Testing a distributed system is difficult
- Distributed systems are more and more complex nowadays:
- Faults can happen anytime, anywhere, in any ways
- Writing tests and debugging is hard:
- Deterministic test is very hard and impossible to cover all faults
- But, No crash, No data loss, No wrong results
Chaos Engieering to the rescue
- Chaos engineering is about breaking things in a controlled environment and through well-planned experiments in order to build confidence in your application to withstand turbulent conditions.
- Chaos engineering is NOT about breaking things randomly without a perpose.
- Program Cycle:
- Improve -> Steady State -> Hypothesis -> Run Experiment -> Verify -> Improve…
Why Chaos Mesh
On Kubernetes:
- More application clusters (40+)
- More nodes on each cluster
- More target objects may fail, e.g. Container / Pod / Network / Disk / System Clock / Kernel / etc.

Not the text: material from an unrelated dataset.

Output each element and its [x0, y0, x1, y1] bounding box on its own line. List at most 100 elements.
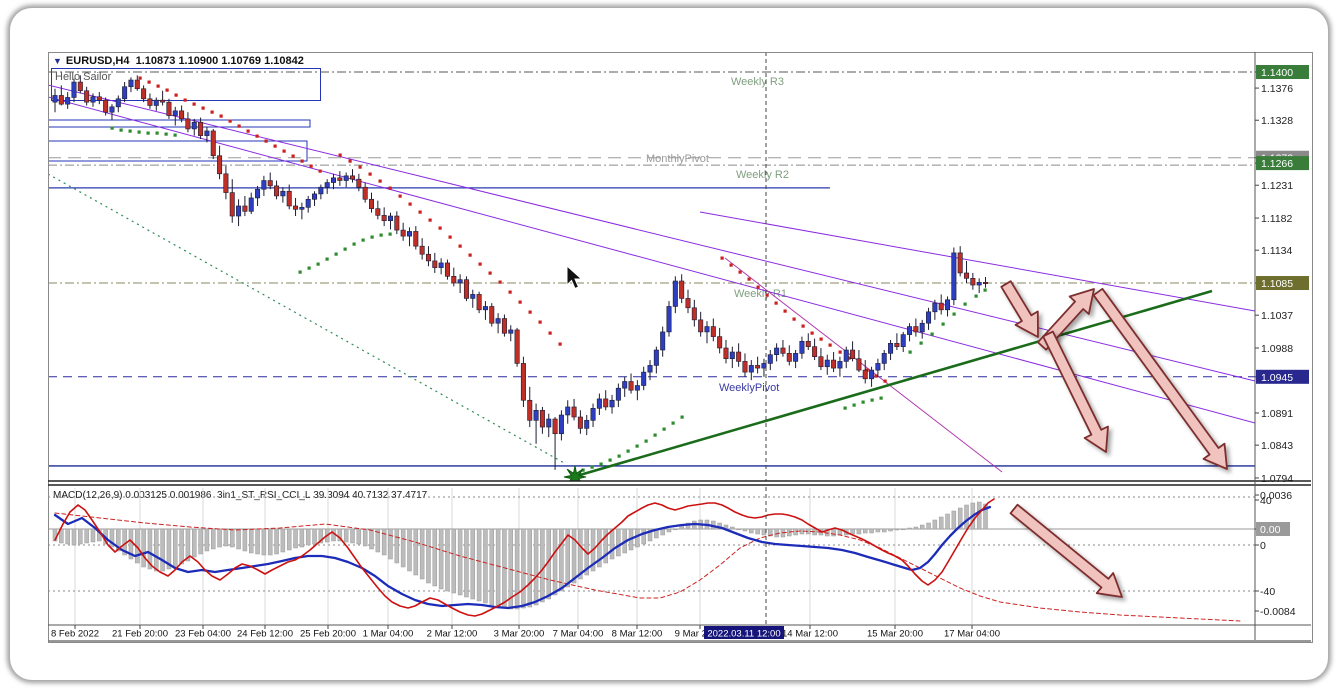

We need more Chaos experiments. However, managing and scheduling many chaos experiments is a hug pain!
In Docker:
- The environment is different from the physical nodes
- Tools like tc / iptables / fuse / bcc can’t be used directly
- Containers on the same node cannot affect each other
Chaos scope must be customizable and manageable for containers.
What is Chaos Mesh
- A Cloud-Native Chaos Engineering platform on Kubernetes environments
- Started out as the internal platform to test TiDB
- Provides fault injection methods into the container, Pod, network, system I/O, kernel, etc.
- Chaos Mesh’s Mission:
- Make Chaos Engineering easy
Deep into Chaos Mesh
Architecture
- Chaos Dashboard:
- Manage and monitor chaos experiment
- Chaos Controller Manager:
- Schedule and controle component
- Workflow engine
- Chaos Daemon:
- Executive component on kubernetes node
- Chaosd:
- Executive component on non-kubernetes node
CustomResourceDeifnitions
- PodChaos, NetworkChaos, …
- Examples
apiVersion: chaos-mesh.org/v1alpha1
kind: PodChaos
metadata:
name: pod-kill-example
spec:
action: pod-kill
mode: one
selector:
labelSelectors:
"app.kubernetes.io/component": "tikv"
apiVersion: chaos-mesh.org/v1alph1
kind: Schedule
metadata:
name: schedule-pod-kill-example
spec:
schedule: "@every 5m"
type: "PodChaos"
historyLimit: 5
concurrencyPolicy: Forbid
podChaos:
action: "pod-kill"
mode: one
selector:
labelSelectors:
"app.kubernetes.io/component": "tikv"
Workflow Engine
- Three parts of the a workflow:
- Workflow Name
- Entry, the entry of the whole workflow
- Template array
- Five different types of templates:
- Serial
- Parallel
- Chaos
- Suspend
- Task
- Serial, Parallel, Task allow other nodes to be referenced as child nodes
Selectors
- Namespace, Label, Expression, Annotation, Field, PodPhase, Node Selector
- Node, Pod list
Authorization
- Authorization mechanism based on Kubernetes RBAC permission policies
개인 의견
- 강연 자체가 깔끔했다. 어떻게 동작하는지 아키텍쳐 그림만 봐도 이해가 가능할정도로 설명하고 있다.
- 기능 자체가 kubernetes 틱 하다. 그러면서도 web ui를 잘 제공한다고 생각한다. 개인적으로는 argo cd 같은 느낌이 들었다. dashboard 가 좋아서 시각화가 잘되고, 시각화가 잘되니까 머리속으로 어떻게 해야하는 구나가 잘 떠오르는 것 같다.
- demo가 엄청 좋다. 공식 홈페이지에서 직접 해볼수 있도록 제공하는데, 어떻게 설치하는 지, 어떻게 설정하는지를 잘 보여준다.
- 아직 documentation 을 읽어보지는 않았지만, 이 정도만 해도 어떻게 사용하는지 감을 잡고 자잘한것 정도만 찾아보는 수준일것 같다.
- 생각한게 거의 다 있어서 좋았다. 강연 흐름이 들으면 궁금해할만한 순서로 잘 구성되어 있다.
- 예전에 Litmus를 찍먹 해본적이 있었는데 튜토리얼 경험은 이게 더 좋은것 같다. 물론 litmus chaos 가 지금은 더 널리쓰여서 써야한다면 litmus를 쓰겠지만 말이다. 개인적으로 기대가 되는 프로젝트다 2022 2월에서야 인큐베이팅 됬으니까 아직은 발전을 더 지켜봐야할듯 하다.